A group of youth — mostly boys — in Jonestown, Pa., make the Christmas story come alive using what they know a lot about: Legos.
It started out nearly four years ago as an idea for a confirmation project for Eric Schulden, now 17.
“I was visiting Eric’s house and noticed he had a ton of Legos,” said Robert Myallis, pastor of Zion Evangelical Lutheran Church. “He was in confirmation at the time and I said, ‘What if you could build a nativity?’ ”
Myallis had noticed big nativity scenes at churches in Germany and thought it would be “kind of fun for our church” to have a big nativity.
Schulden’s model of between 3 and 4 feet was just the start. He rounded up a few more “wise men” (Lego aficionados) who wanted to help, including Kenny Redinger, 16; Dylan Houser, 13; and Donny Redinger, 13. They set out planning something larger.

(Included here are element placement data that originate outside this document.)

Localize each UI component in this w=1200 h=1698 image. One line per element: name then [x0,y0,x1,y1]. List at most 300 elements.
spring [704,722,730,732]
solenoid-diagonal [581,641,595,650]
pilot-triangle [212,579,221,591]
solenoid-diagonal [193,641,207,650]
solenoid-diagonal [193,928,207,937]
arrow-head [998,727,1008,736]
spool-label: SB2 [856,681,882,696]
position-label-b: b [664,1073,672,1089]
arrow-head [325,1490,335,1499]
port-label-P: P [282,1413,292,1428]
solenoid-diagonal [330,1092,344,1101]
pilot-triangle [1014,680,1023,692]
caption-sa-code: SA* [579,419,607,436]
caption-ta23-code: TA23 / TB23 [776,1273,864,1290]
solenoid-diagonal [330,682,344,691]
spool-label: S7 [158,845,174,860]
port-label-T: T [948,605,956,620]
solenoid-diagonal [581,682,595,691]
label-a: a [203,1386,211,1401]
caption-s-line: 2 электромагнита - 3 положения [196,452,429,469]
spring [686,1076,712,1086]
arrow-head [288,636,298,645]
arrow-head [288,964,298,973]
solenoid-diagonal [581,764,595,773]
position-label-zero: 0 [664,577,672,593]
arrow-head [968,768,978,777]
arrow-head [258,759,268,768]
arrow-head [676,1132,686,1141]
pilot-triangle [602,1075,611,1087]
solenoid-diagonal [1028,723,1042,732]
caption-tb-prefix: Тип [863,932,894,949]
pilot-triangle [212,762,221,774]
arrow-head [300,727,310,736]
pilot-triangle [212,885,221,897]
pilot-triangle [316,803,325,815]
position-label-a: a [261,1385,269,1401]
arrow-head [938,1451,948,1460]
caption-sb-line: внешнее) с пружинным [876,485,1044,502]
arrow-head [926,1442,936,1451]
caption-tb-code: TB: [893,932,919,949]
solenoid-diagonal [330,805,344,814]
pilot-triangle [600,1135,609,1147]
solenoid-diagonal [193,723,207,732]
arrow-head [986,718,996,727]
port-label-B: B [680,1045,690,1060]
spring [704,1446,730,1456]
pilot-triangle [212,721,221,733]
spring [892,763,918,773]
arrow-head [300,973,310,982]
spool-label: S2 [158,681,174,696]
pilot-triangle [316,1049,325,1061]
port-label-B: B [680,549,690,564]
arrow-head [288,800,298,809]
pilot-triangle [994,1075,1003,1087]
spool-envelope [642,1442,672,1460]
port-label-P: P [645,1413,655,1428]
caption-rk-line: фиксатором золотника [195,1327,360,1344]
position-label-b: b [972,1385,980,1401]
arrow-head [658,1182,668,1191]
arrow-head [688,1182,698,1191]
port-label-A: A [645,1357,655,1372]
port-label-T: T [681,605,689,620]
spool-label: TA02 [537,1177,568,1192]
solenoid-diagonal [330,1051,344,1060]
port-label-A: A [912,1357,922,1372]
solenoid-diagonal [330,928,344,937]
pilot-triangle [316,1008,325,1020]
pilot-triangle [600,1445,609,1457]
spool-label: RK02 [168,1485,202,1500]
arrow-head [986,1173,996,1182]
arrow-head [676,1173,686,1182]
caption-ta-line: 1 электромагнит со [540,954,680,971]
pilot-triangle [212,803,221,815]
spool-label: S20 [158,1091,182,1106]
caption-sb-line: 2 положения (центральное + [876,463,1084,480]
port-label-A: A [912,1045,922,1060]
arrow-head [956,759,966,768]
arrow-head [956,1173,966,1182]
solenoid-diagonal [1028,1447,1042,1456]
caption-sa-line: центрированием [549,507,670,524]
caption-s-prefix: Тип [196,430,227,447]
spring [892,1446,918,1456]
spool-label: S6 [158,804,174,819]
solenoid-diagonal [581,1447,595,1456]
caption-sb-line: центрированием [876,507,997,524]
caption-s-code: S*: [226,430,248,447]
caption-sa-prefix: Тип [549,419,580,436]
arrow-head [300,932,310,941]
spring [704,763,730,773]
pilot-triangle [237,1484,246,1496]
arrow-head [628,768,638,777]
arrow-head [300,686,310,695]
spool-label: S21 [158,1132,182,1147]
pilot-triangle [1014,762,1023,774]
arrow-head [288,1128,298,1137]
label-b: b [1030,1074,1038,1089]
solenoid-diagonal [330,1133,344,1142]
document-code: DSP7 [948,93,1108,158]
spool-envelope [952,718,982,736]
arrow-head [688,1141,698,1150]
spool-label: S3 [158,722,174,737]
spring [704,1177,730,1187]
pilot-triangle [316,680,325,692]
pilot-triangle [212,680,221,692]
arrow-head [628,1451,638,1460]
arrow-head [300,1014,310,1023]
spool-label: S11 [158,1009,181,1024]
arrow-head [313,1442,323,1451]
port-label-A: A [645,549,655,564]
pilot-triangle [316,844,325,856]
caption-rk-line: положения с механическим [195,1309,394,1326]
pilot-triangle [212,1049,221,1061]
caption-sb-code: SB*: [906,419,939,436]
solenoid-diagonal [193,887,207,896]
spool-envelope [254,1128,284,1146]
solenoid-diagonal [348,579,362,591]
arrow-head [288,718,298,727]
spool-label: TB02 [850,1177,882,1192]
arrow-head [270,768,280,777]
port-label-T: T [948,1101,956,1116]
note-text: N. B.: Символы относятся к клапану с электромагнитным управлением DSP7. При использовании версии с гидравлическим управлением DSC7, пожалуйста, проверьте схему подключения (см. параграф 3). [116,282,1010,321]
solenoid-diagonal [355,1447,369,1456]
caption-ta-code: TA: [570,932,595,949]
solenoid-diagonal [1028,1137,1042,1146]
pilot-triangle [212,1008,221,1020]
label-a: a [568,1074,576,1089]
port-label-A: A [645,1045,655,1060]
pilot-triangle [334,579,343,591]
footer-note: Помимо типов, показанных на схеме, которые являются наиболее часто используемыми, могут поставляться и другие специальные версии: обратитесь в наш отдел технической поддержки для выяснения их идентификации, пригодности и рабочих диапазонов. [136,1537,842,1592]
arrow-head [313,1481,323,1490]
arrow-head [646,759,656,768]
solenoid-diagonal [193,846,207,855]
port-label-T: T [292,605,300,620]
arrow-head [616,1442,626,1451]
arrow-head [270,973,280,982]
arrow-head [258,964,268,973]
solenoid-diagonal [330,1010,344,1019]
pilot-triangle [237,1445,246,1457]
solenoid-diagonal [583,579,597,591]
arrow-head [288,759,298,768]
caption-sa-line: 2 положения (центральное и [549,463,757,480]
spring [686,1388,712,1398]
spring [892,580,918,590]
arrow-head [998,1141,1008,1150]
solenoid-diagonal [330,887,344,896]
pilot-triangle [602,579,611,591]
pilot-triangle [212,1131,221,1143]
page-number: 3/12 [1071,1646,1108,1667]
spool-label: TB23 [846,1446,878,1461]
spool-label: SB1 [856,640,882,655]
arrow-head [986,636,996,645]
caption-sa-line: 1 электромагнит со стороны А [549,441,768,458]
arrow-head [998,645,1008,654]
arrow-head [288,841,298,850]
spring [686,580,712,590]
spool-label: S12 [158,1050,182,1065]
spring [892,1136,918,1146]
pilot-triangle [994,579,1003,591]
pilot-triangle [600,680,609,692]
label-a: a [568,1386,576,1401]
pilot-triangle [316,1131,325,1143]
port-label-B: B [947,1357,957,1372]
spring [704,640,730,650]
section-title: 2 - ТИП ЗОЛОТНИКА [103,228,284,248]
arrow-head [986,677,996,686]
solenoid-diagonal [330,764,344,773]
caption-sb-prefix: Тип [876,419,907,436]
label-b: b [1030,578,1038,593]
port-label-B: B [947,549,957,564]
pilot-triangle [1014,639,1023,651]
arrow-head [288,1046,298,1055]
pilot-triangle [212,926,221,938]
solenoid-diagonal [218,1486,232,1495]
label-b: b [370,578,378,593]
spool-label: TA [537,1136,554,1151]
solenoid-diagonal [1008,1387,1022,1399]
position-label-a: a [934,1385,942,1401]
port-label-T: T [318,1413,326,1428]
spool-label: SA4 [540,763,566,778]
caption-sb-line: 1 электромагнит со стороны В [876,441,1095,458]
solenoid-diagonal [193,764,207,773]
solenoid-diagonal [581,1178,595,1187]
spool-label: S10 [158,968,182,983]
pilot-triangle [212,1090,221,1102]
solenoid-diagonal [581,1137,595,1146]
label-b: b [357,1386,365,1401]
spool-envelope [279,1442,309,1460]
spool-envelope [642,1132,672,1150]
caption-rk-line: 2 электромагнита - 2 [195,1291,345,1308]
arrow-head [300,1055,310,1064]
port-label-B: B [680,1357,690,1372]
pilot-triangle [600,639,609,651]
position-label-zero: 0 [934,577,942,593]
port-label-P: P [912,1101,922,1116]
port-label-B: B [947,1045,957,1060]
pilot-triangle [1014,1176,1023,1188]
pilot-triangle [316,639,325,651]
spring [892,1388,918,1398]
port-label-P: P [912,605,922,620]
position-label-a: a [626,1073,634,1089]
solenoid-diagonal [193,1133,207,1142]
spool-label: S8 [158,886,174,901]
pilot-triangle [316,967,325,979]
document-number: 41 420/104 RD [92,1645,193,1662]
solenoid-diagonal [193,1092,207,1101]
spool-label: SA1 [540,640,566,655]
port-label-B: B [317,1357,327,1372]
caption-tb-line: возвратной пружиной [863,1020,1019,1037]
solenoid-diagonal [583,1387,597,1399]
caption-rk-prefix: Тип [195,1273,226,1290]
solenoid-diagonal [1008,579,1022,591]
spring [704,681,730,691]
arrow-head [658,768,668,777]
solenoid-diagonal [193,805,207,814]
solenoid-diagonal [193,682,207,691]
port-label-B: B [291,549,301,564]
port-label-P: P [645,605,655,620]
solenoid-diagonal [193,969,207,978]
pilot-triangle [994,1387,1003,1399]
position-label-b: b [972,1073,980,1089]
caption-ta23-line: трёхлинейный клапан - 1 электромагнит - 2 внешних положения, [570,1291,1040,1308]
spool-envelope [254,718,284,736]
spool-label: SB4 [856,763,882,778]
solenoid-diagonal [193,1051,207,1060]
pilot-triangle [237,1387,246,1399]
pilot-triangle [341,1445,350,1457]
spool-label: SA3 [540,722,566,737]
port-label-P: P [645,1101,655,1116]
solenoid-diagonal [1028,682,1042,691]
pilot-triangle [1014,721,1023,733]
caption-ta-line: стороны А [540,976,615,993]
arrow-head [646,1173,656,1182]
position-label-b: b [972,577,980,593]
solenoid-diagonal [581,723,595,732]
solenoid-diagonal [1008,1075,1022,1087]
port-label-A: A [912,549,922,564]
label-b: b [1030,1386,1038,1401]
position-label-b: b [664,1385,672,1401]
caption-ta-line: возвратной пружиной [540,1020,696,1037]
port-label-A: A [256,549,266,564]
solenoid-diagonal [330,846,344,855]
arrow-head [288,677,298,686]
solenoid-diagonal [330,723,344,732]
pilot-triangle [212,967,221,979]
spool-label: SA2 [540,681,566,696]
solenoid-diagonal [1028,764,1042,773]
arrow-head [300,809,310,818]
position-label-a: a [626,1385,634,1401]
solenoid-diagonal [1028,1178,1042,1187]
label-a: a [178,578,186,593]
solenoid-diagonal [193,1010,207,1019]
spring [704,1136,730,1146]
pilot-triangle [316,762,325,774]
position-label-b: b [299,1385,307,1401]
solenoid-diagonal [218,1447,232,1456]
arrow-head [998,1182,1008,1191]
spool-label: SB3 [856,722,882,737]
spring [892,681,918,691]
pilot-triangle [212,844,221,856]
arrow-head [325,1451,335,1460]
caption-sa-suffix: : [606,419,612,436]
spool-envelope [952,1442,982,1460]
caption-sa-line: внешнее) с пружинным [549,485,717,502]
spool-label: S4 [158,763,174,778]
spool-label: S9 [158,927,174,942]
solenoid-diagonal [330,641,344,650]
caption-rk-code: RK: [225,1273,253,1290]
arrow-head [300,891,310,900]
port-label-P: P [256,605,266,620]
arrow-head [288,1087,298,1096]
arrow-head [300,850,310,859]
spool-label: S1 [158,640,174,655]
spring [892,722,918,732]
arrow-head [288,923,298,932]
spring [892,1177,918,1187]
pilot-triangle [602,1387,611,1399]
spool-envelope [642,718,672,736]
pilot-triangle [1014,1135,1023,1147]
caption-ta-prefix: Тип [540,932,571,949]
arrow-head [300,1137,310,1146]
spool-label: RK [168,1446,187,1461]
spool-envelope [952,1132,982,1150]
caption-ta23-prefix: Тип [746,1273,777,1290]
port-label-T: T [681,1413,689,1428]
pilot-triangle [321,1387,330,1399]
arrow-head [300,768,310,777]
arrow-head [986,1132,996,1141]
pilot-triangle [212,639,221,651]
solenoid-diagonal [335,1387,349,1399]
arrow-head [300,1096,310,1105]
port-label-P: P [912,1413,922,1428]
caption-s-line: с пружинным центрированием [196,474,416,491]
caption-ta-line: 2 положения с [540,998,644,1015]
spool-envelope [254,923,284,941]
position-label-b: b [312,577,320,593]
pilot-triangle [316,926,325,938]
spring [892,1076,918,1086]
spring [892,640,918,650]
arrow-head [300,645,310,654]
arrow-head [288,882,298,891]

In this the third year of group production, about 10 Zion young people (only one girl) built a nativity that’s 10 to 12 feet long and 5 to 6 feet deep — roughly 60 square feet. It features 1,000 pieces, 100 mini figures (angels, soldiers, Mary and Joseph, townsfolk) and more than 50 animals. There’s a city wall, homes and a place of worship.
It took more than 10 hours to build (as a group) and many hours of planning, researching, purchasing and arranging materials. Schulden did the hard work of lining everything up so group time was productive, said Myallis (email@example.com).

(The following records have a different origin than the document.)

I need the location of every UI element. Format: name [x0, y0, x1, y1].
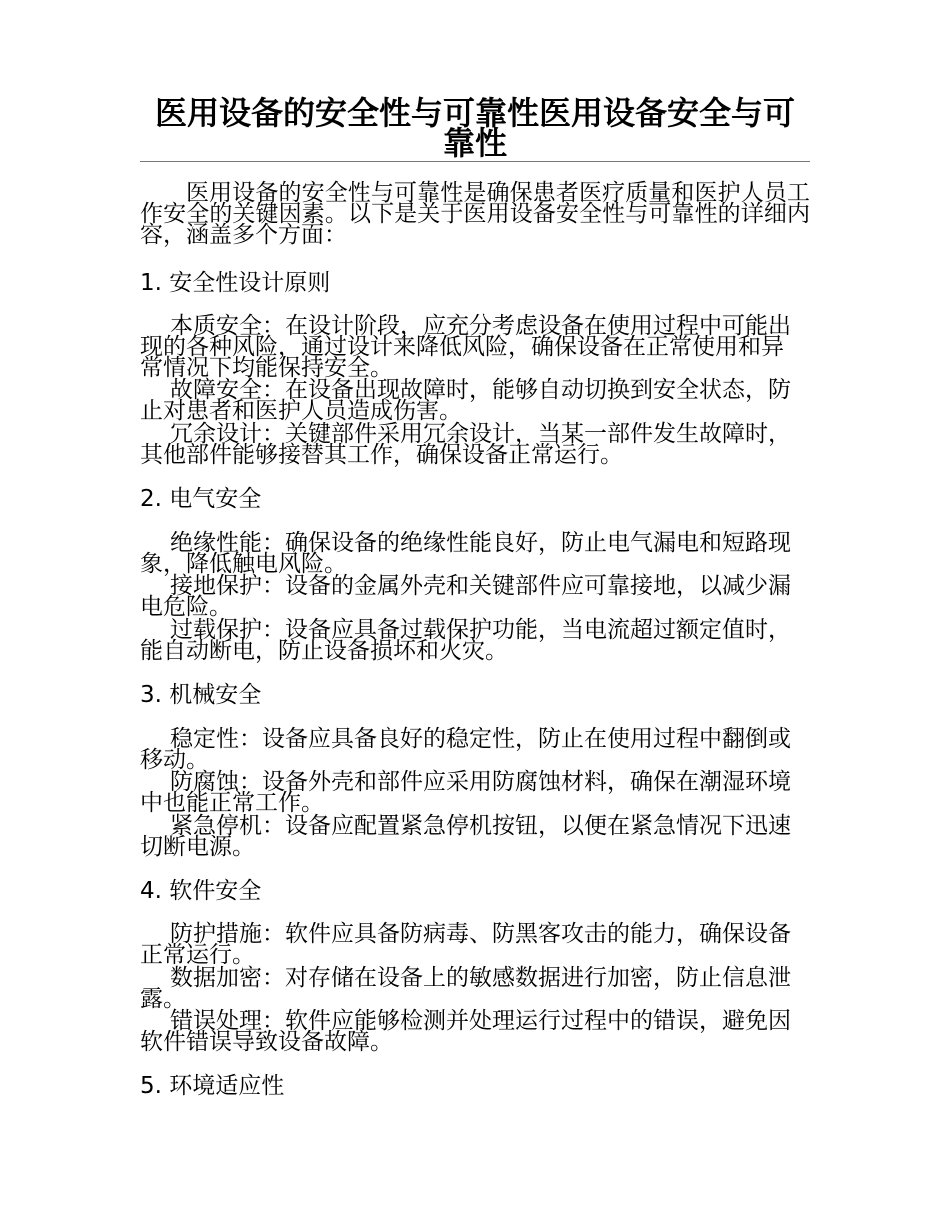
- section-heading-environmental-adaptability: 5. 环境适应性: [140, 1073, 285, 1099]
- item-error-handling: 错误处理：软件应能够检测并处理运行过程中的错误，避免因软件错误导致设备故障。: [140, 1008, 791, 1055]
- item-overload-protection: 过载保护：设备应具备过载保护功能，当电流超过额定值时，能自动断电，防止设备损坏和火灾。: [140, 617, 791, 664]
- item-insulation: 绝缘性能：确保设备的绝缘性能良好，防止电气漏电和短路现象，降低触电风险。: [140, 530, 791, 577]
- section-heading-electrical-safety: 2. 电气安全: [140, 486, 262, 512]
- item-data-encryption: 数据加密：对存储在设备上的敏感数据进行加密，防止信息泄露。: [140, 965, 791, 1012]
- item-stability: 稳定性：设备应具备良好的稳定性，防止在使用过程中翻倒或移动。: [140, 726, 791, 773]
- section-heading-mechanical-safety: 3. 机械安全: [140, 682, 262, 708]
- section-heading-safety-design: 1. 安全性设计原则: [140, 270, 331, 296]
- item-anti-corrosion: 防腐蚀：设备外壳和部件应采用防腐蚀材料，确保在潮湿环境中也能正常工作。: [140, 769, 791, 816]
- document-title: 医用设备的安全性与可靠性医用设备安全与可靠性: [154, 94, 795, 162]
- title-underline: [140, 161, 810, 162]
- intro-paragraph: 医用设备的安全性与可靠性是确保患者医疗质量和医护人员工作安全的关键因素。以下是关于医用设备安全性与可靠性的详细内容，涵盖多个方面：: [140, 180, 810, 248]
- item-grounding: 接地保护：设备的金属外壳和关键部件应可靠接地，以减少漏电危险。: [140, 573, 791, 620]
- item-protection-measures: 防护措施：软件应具备防病毒、防黑客攻击的能力，确保设备正常运行。: [140, 921, 791, 968]
- item-emergency-stop: 紧急停机：设备应配置紧急停机按钮，以便在紧急情况下迅速切断电源。: [140, 813, 791, 860]
- item-intrinsic-safety: 本质安全：在设计阶段，应充分考虑设备在使用过程中可能出现的各种风险，通过设计来降低风险，确保设备在正常使用和异常情况下均能保持安全。: [140, 313, 791, 381]
- item-fail-safe: 故障安全：在设备出现故障时，能够自动切换到安全状态，防止对患者和医护人员造成伤害。: [140, 377, 791, 424]
- section-heading-software-safety: 4. 软件安全: [140, 878, 262, 904]
- item-redundant-design: 冗余设计：关键部件采用冗余设计，当某一部件发生故障时，其他部件能够接替其工作，确保设备正常运行。: [140, 421, 791, 468]
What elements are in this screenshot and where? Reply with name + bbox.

“None of this is a standard Lego kit,” Schulden explained, adding that some Legos had to be special ordered from Germany. “These are all designs we did. It’s hard sometimes because Lego doesn’t always have the things you need.”
During Advent the scene changed each week. Like other great builders, the kids inserted secrets and inside jokes to make the story an adventure.